This ruling applies for the following period:
Year ended 30 June 2014
The scheme commences on:
1 July 2013
Relevant facts and circumstances
Your parent (the deceased) executed a 'Deed of Gift' (the deed) which provided that their place of residence (the dwelling) would be gifted to you and your siblings upon the death of the deceased.
The deed also granted the partner of the deceased a right to occupy the dwelling rent free for a period of time commencing on the date of death of the deceased.
The deceased passed away some years after executing the deed.
The title to the dwelling was transferred into the names of you and your siblings approximately seven months after the date of death.
The dwelling was occupied by the partner of the deceased for a period of time.
Improvements were then made to the dwelling before it was rented out for 12 months.
The dwelling was subsequently sold.
You and your siblings lodged income tax returns for the relevant income year and included a capital gain based on your respective shares in the dwelling.
The first element of the cost base used in the capital gains tax calculations was the value of the dwelling as at the date of execution of the deed.
Relevant legislative provisions
Income Tax Assessment Act 1997 Section 112-20
Income Tax Assessment Act 1997 Section 118-130
Reasons for decision
Section 118-130 of the ITAA provides that you have an ownership interest in a dwelling (that is not a flat or unit) if you have a legal or equitable interest in the land on which it is erected or a licence or right to occupy it.
For a dwelling that you acquire under a purchase contract, you have an ownership interest in it from the time when you obtain legal ownership of it, or if the contract or related contract gives you a right to occupy it at an earlier time, the earlier time.
Division 128 of the ITAA 1997 sets out what happens when an individual dies and a CGT asset owned by the individual just before dying devolves to the legal personal representative of the individual, or passes to a beneficiary of the estate.
Section 128-15 of the ITAA 1997 provides that the legal personal representative, or beneficiary, is taken to have acquired the asset as at the date of death.
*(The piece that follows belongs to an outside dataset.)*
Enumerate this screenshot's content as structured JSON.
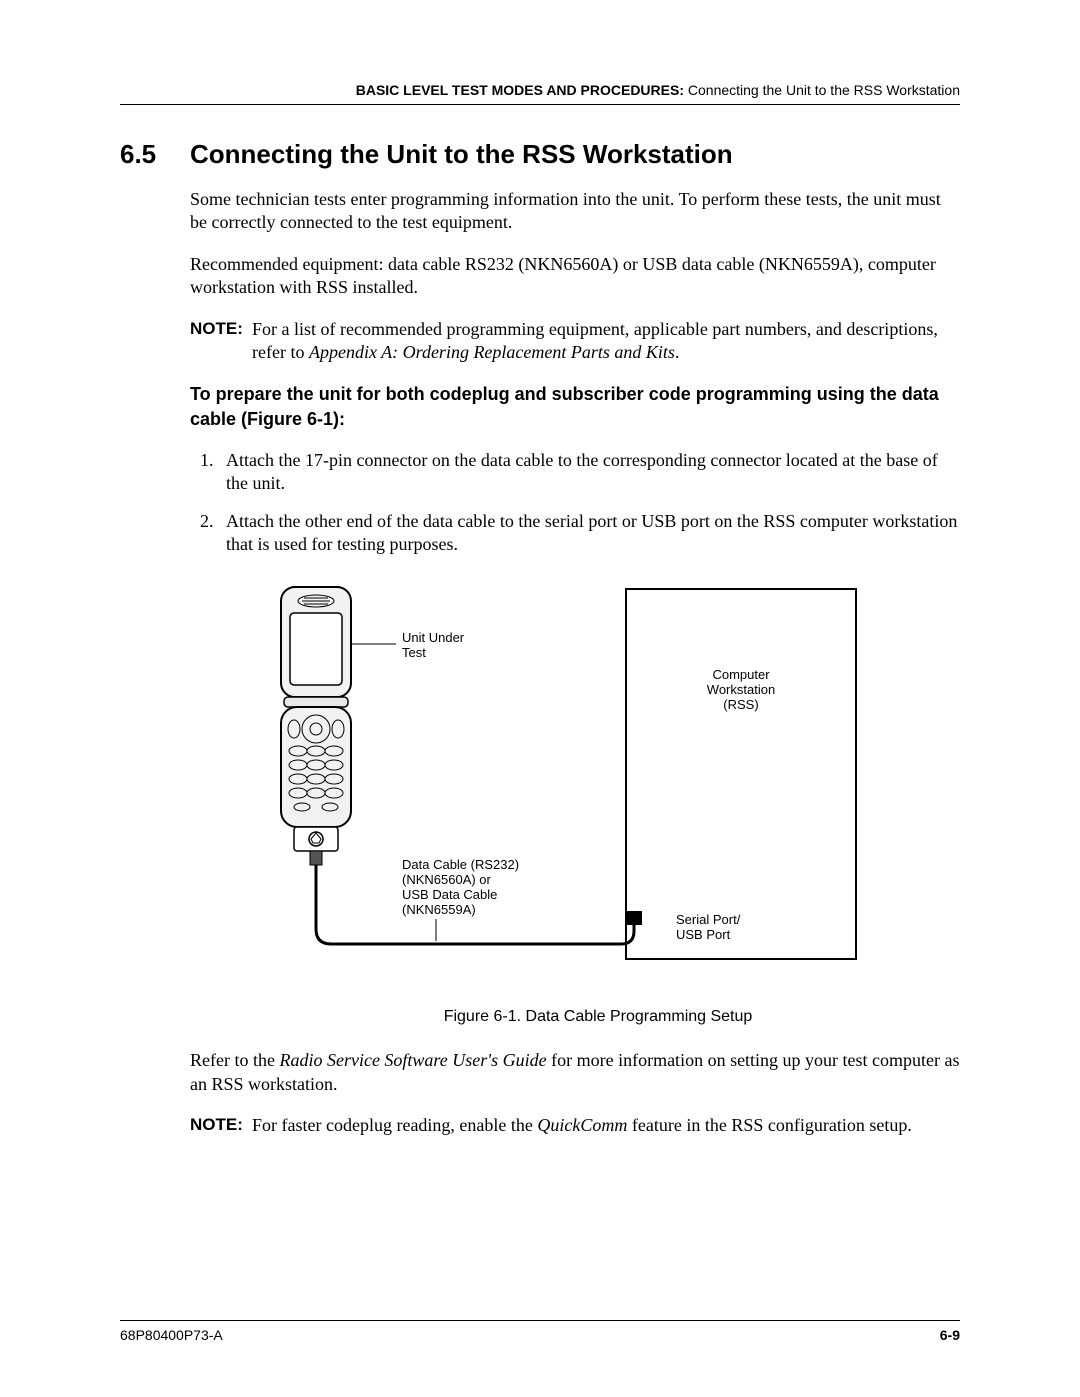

However, section 128-15 of the ITAA 1997 only applies if the CGT asset devolves or passes under a will, an intestacy law or deed of arrangement relating to a deceased estate
In your case, you acquired your ownership interest in the dwelling through a Deed of Gift drawn up by the deceased. The deed had the effect of dealing with the dwelling outside the will and estate of the deceased. The deed came into effect upon the death of the deceased and the title to the property was transferred into the names of you and your siblings some months later.
Therefore, it is evident you did not acquire the dwelling under a purchase contract or as the legal personal representative of the deceased or as a beneficiary of the estate.
However, it is also evident that the deed is a legally enforceable document or agreement that came into effect as at the date of death of the deceased. Although the partner of the deceased had a right to occupy the dwelling for a period of time, you still had a legal ownership interest in the dwelling from the date of death.
Consequently, you are taken to have acquired your ownership interest in the dwelling as at the date of death of the deceased.
You did not acquire your ownership interest in the dwelling when the deed was executed as there was no change in the legal or beneficial ownership interest at that time.
As you acquired your ownership interest in the dwelling for no expenditure, the market value substitution rule applies so that the first element of the cost base of the dwelling is taken to be the market value of the dwelling as at the date of acquisition.